Die Gewinnbilanz der letzten 10 Jahre stellt die des vorangegangenen Jahrzehnts in den Schatten, selbst wenn man die Inflation und die Fusionen großer Banken während der Finanzkrise berücksichtigt.

Andere Unternehmenstitanen, insbesondere im Silicon Valley, schnitten jedoch zu gut ab, als dass die Wall Street ein Erfolgsmonopol beanspruchen könnte. Allein Apple Inc. machte mehr als eine halbe Billion Dollar. Microsoft Corp., Berkshire Hathaway Inc. und Alphabet Inc. führten JPMorgan an, gefolgt von Exxon Mobil Corp., die Bank of America und Wells Fargo verdrängten.
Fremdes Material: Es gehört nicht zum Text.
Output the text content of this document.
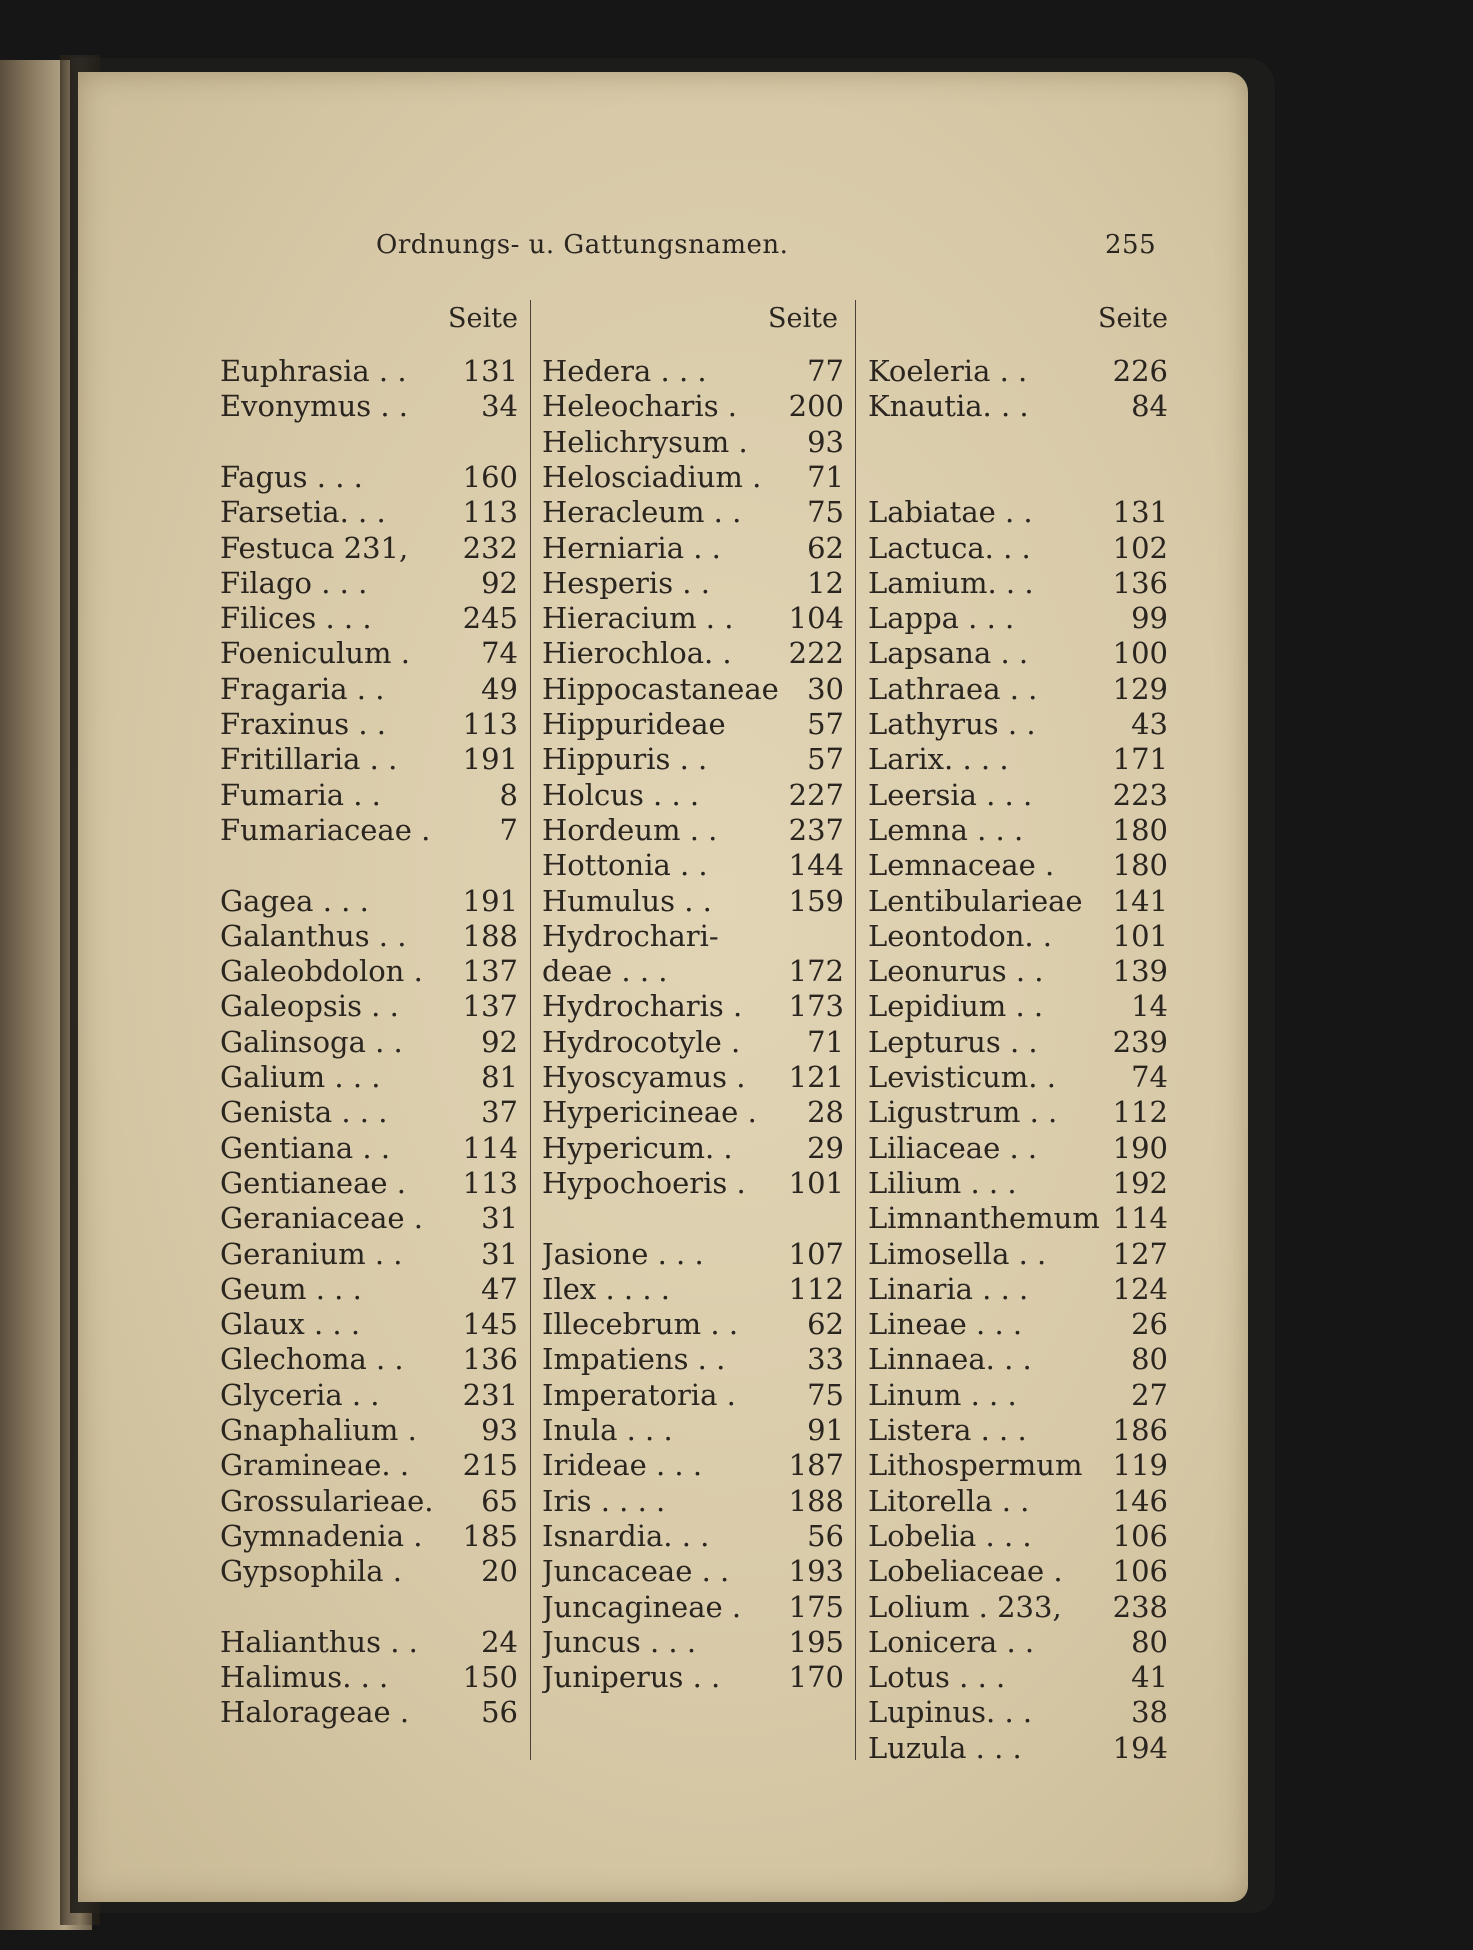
Ordnungs- u. Gattungsnamen.	255
Seite	Seite	Seite
Euphrasia . . 131
Evonymus . .	34
Fagus . . .	160
Farsetia. . .	113
Festuca 231, 232
Filago . . .	92
Filices . . .	245
Foeniculum . 74
Fragaria . .	49
Fraxinus . .	113
Fritillaria . . 191
Fumaria . .	8
Fumariaceae . 7
Gagea . . .	191
Galanthus . . 188
Galeobdolon . 137
Galeopsis . . 137
Galinsoga . .	92
Galium . . .	81
Genista . . .	37
Gentiana . .	114
Gentianeae . 113
Geraniaceae . 31
Geranium . .	31
Geum . . .	47
Glaux . . .	145
Glechoma . . 136
Glyceria . .	231
Gnaphalium . 93
Gramineae. . 215
Grossularieae. 65
Gymnadenia . 185
Gypsophila .	20
Halianthus . . 24
Halimus. . .	150
Halorageae . 56
Hedera . . .	77
Heleocharis . 200
Helichrysum . 93
Helosciadium . 71
Heracleum . . 75
Herniaria . .	62
Hesperis . .	12
Hieracium . . 104
Hierochloa. . 222
Hippocastaneae 30
Hippurideae	57
Hippuris . .	57
Holcus . . .	227
Hordeum . . 237
Hottonia . .	144
Humulus . .	159
Hydrochari-
deae . . .	172
Hydrocharis . 173
Hydrocotyle . 71
Hyoscyamus . 121
Hypericineae . 28
Hypericum. .	29
Hypochoeris . 101
Jasione . . .	107
Ilex . . . .	112
Illecebrum . . 62
Impatiens . .	33
Imperatoria . 75
Inula . . .	91
Irideae . . .	187
Iris . . . .	188
Isnardia. . .	56
Juncaceae . . 193
Juncagineae . 175
Juncus . . .	195
Juniperus . . 170
Koeleria . .	226
Knautia. . .	84
Labiatae . .	131
Lactuca. . .	102
Lamium. . .	136
Lappa . . .	99
Lapsana . .	100
Lathraea . .	129
Lathyrus . .	43
Larix. . . .	171
Leersia . . .	223
Lemna . . .	180
Lemnaceae . 180
Lentibularieae 141
Leontodon. . 101
Leonurus . . 139
Lepidium . .	14
Lepturus . .	239
Levisticum. .	74
Ligustrum . . 112
Liliaceae . .	190
Lilium . . .	192
Limnanthemum 114
Limosella . . 127
Linaria . . .	124
Lineae . . .	26
Linnaea. . .	80
Linum . . .	27
Listera . . .	186
Lithospermum 119
Litorella . .	146
Lobelia . . .	106
Lobeliaceae . 106
Lolium . 233, 238
Lonicera . .	80
Lotus . . .	41
Lupinus. . .	38
Luzula . . .	194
Banken würden einen Teil ihrer Gewinne auf Innovationen zurückführen, nachdem sie in Technologieplattformen und verbesserte Angebote einschließlich Kreditkartenprämien investiert hätten. Sie haben Unternehmen auch dabei geholfen, die Kapitalmärkte zu erschließen, um die Wirtschaft anzukurbeln. Und sie haben einen Teil des Gewinns behalten und ihre Kapitalpuffer in den letzten zehn Jahren um mehr als 200 Milliarden Dollar aufgestockt, um eine Wiederholung von 2008 unwahrscheinlicher zu machen.
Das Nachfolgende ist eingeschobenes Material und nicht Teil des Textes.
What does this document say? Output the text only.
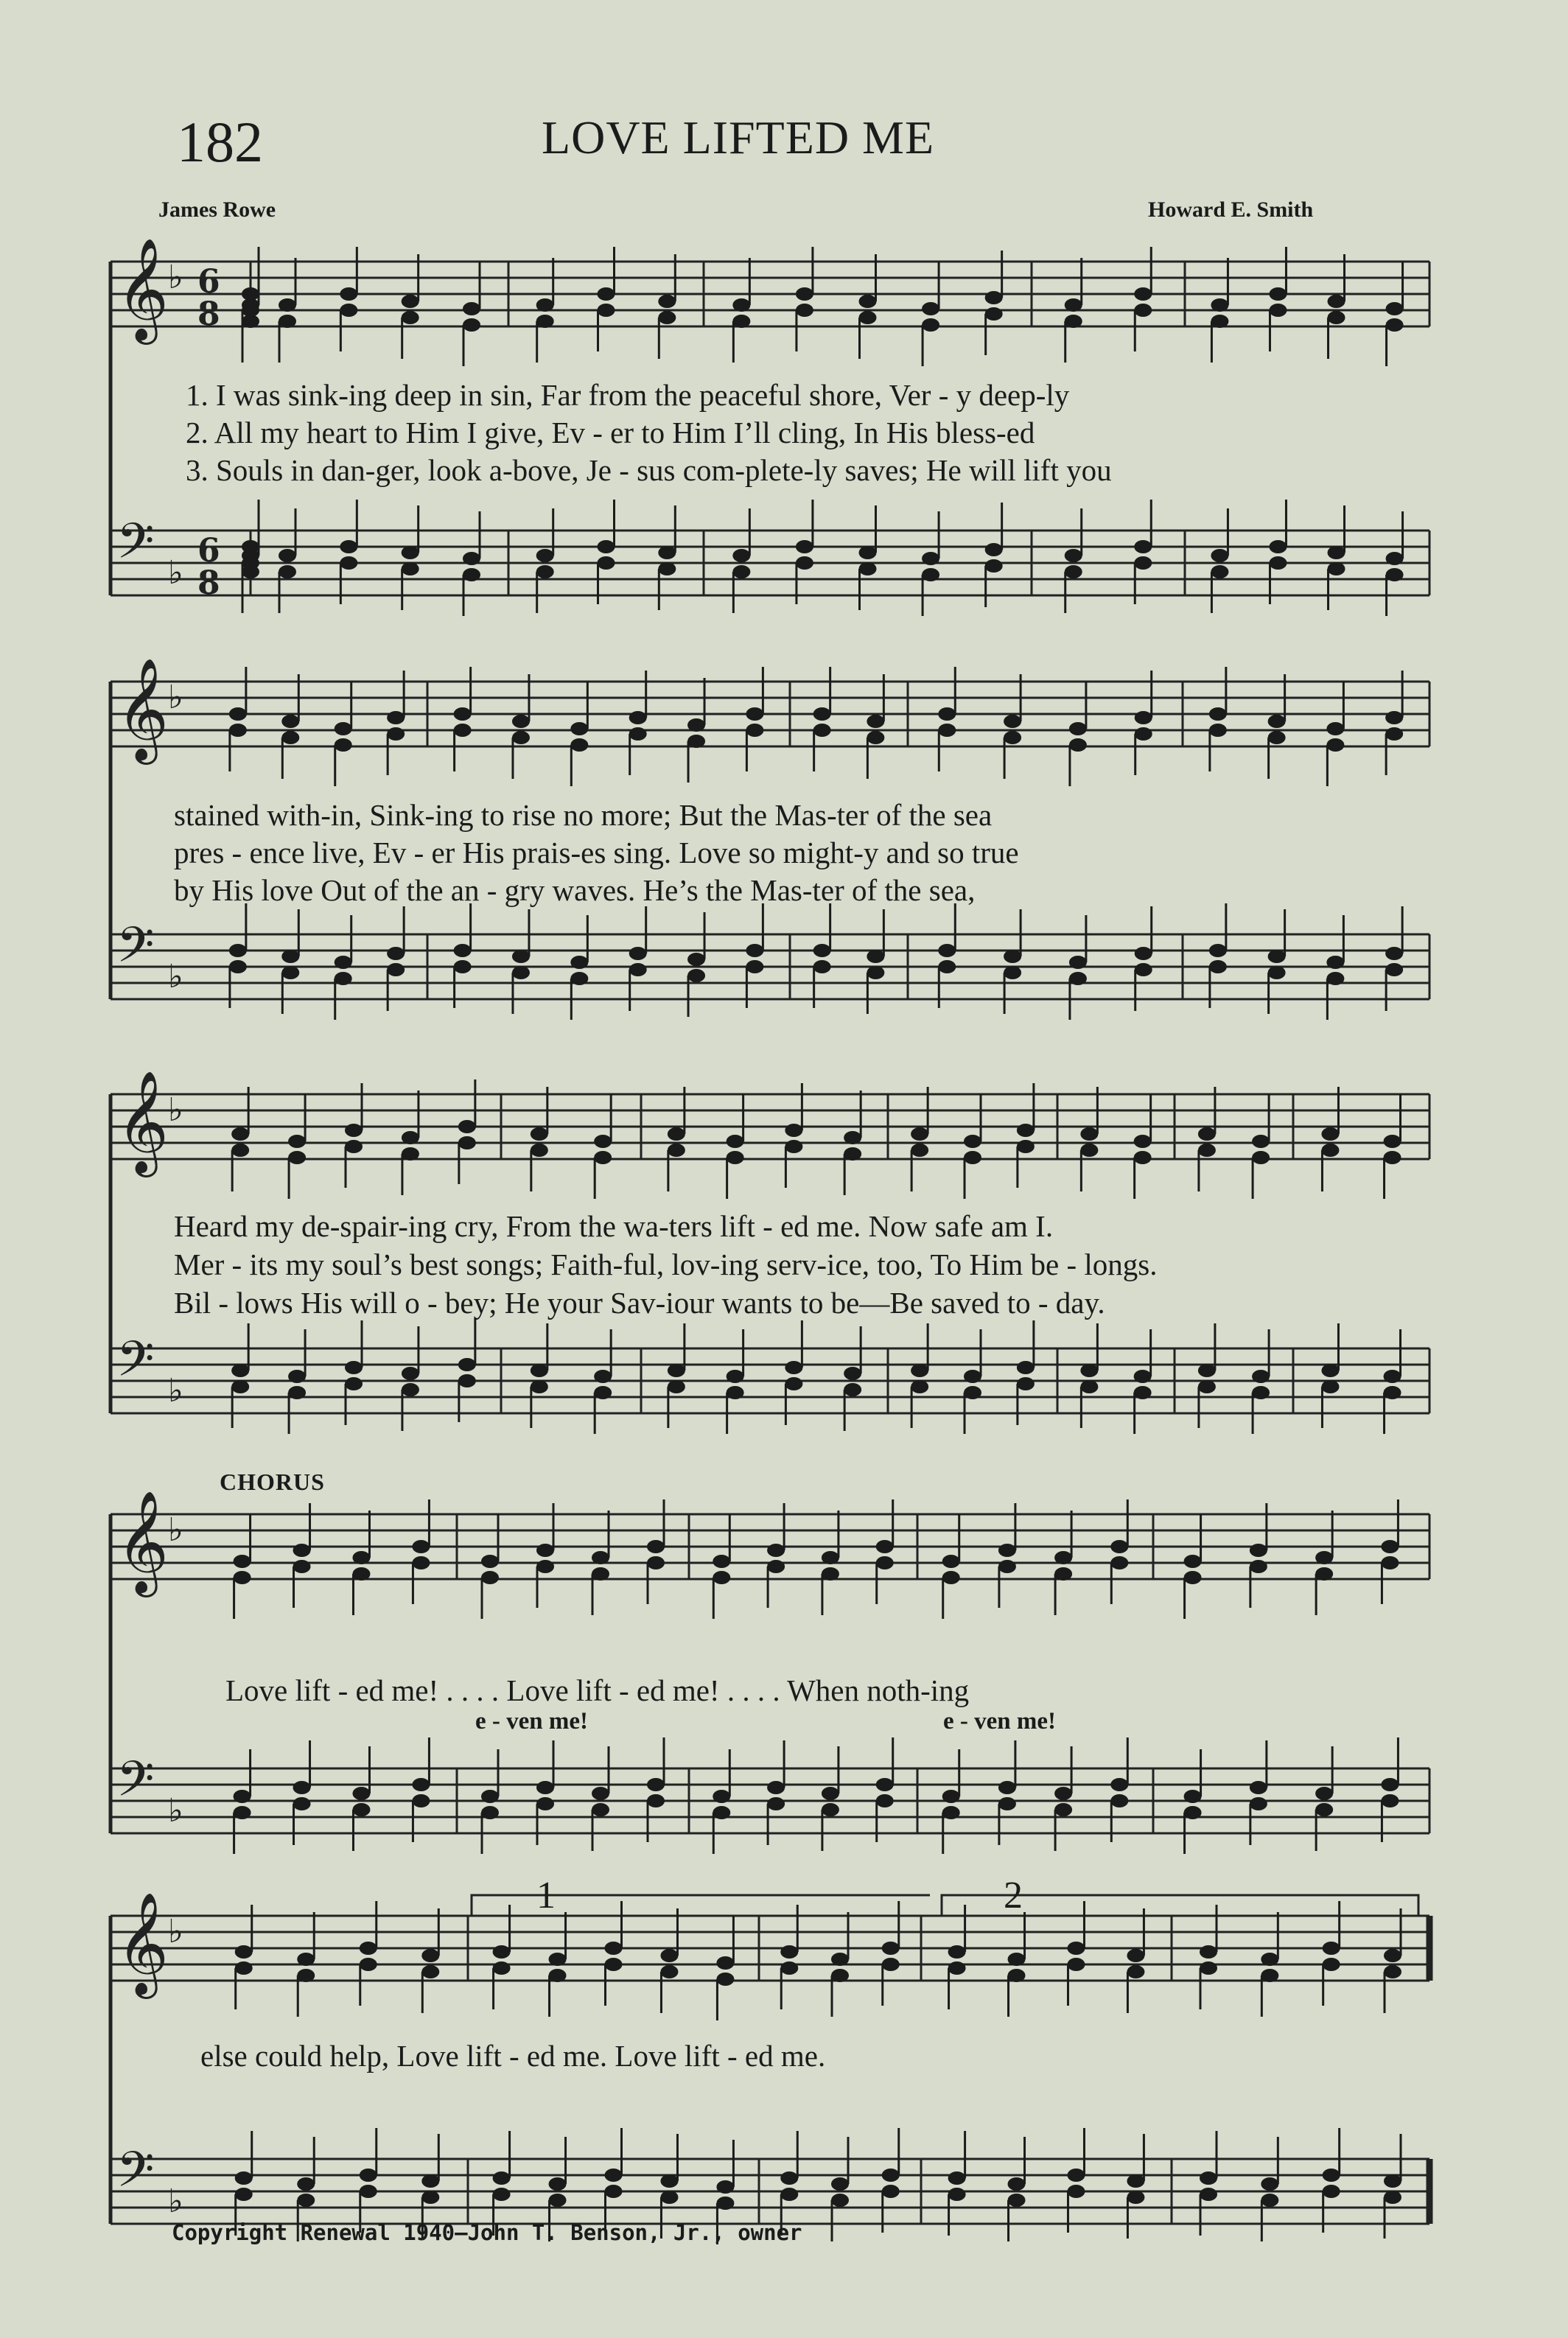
182	LOVE LIFTED ME
James Rowe	Howard E. Smith
𝄞 ♭ 6
8
𝄢 ♭
6
8
𝄞 ♭
𝄢 ♭
𝄞 ♭
𝄢 ♭
𝄞 ♭
𝄢 ♭
𝄞 ♭
𝄢 ♭
1. I was sink-ing deep in sin, Far from the peaceful shore, Ver - y deep-ly
2. All my heart to Him I give, Ev - er to Him I’ll cling, In His bless-ed
3. Souls in dan-ger, look a-bove, Je - sus com-plete-ly saves; He will lift you
stained with-in, Sink-ing to rise no more; But the Mas-ter of the sea
pres - ence live, Ev - er His prais-es sing. Love so might-y and so true
by His love Out of the an - gry waves. He’s the Mas-ter of the sea,
Heard my de-spair-ing cry, From the wa-ters lift - ed me. Now safe am I.
Mer - its my soul’s best songs; Faith-ful, lov-ing serv-ice, too, To Him be - longs.
Bil - lows His will o - bey; He your Sav-iour wants to be—Be saved to - day.
CHORUS
Love lift - ed me! . . . . Love lift - ed me! . . . . When noth-ing
e - ven me!	e - ven me!
else could help, Love lift - ed me. Love lift - ed me.
1	2
Copyright Renewal 1940—John T. Benson, Jr., owner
Kritiker würden entgegnen, die Banken hätten es nicht alleine geschafft. Viele von ihnen hätten das Jahr 2008 nicht überstanden, wenn es keine Steuergelder gegeben hätte, und diese Puffer sind das Ergebnis strengerer Kapitalvorschriften, die manchmal gegen die heftigen Einwände der Banker erlassen wurden. Darüber hinaus war es eine weitere staatliche Intervention, die die Wirtschaft während der Pandemie stützte und diese Rekordgewinne in die Höhe trieb. Unter anderem: Einige Banken haben sich auf eine engere Gruppe von Kunden konzentriert, wodurch die Möglichkeiten für viele Gemeinden eingeschränkt wurden, und haben Zinserhöhungen nur langsam an die Sparer weitergegeben, da sie darauf gewettet haben, dass die Kunden nicht zu kleineren Konkurrenten fliehen werden.
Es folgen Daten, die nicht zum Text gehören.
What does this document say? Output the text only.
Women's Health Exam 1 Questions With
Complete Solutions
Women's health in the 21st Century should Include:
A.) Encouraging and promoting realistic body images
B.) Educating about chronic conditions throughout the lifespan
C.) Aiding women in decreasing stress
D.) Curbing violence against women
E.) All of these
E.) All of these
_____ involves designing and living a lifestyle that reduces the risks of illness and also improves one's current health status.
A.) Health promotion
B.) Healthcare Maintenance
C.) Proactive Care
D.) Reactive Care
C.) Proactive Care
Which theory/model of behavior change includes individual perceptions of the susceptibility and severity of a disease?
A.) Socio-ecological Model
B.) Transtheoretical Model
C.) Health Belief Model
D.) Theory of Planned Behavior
Letztendlich hänge das Vermögen der Banken von der Gesundheit ihrer Kunden ab, sagte Cohen. Ihre epischen Gewinne werden sinken, „wenn die Wirtschaft einen Abschwung erleidet, einen echten Abschwung“, sagte er.

Diops Karriere zeigt die möglichen Fallstricke. Zwei große Hypothekenbanken, die er während der Pandemie an die Börse gebracht hat, sind um mehr als 50 % eingebrochen, gebeutelt von höheren Zinssätzen und wirtschaftlichen Bedenken.

Selbst als die Märkte überschwänglich waren, machte sich Diop Sorgen darüber, wie die Dinge aussehen würden, wenn die Stimmung umschlug. „Aber man kann nicht bei jedem Deal danebenstehen“, sagte er. In diesem Jahr verließ er Morgan Stanley, um leitender Angestellter bei Hoorae zu werden, dem Medienunternehmen, das von dem Schauspieler und Produzenten Issa Rae, seiner Schwester, geführt wird.

„Eigentlich vermisse ich es schon ein bisschen“, sagte er. „Ich vermisse es, herauszufinden, was als nächstes kommt.“

–Mit Unterstützung von Mathieu Benhamou, Jennifer Surane, Katherine Doherty, Alexander McIntyre und Michael Moore.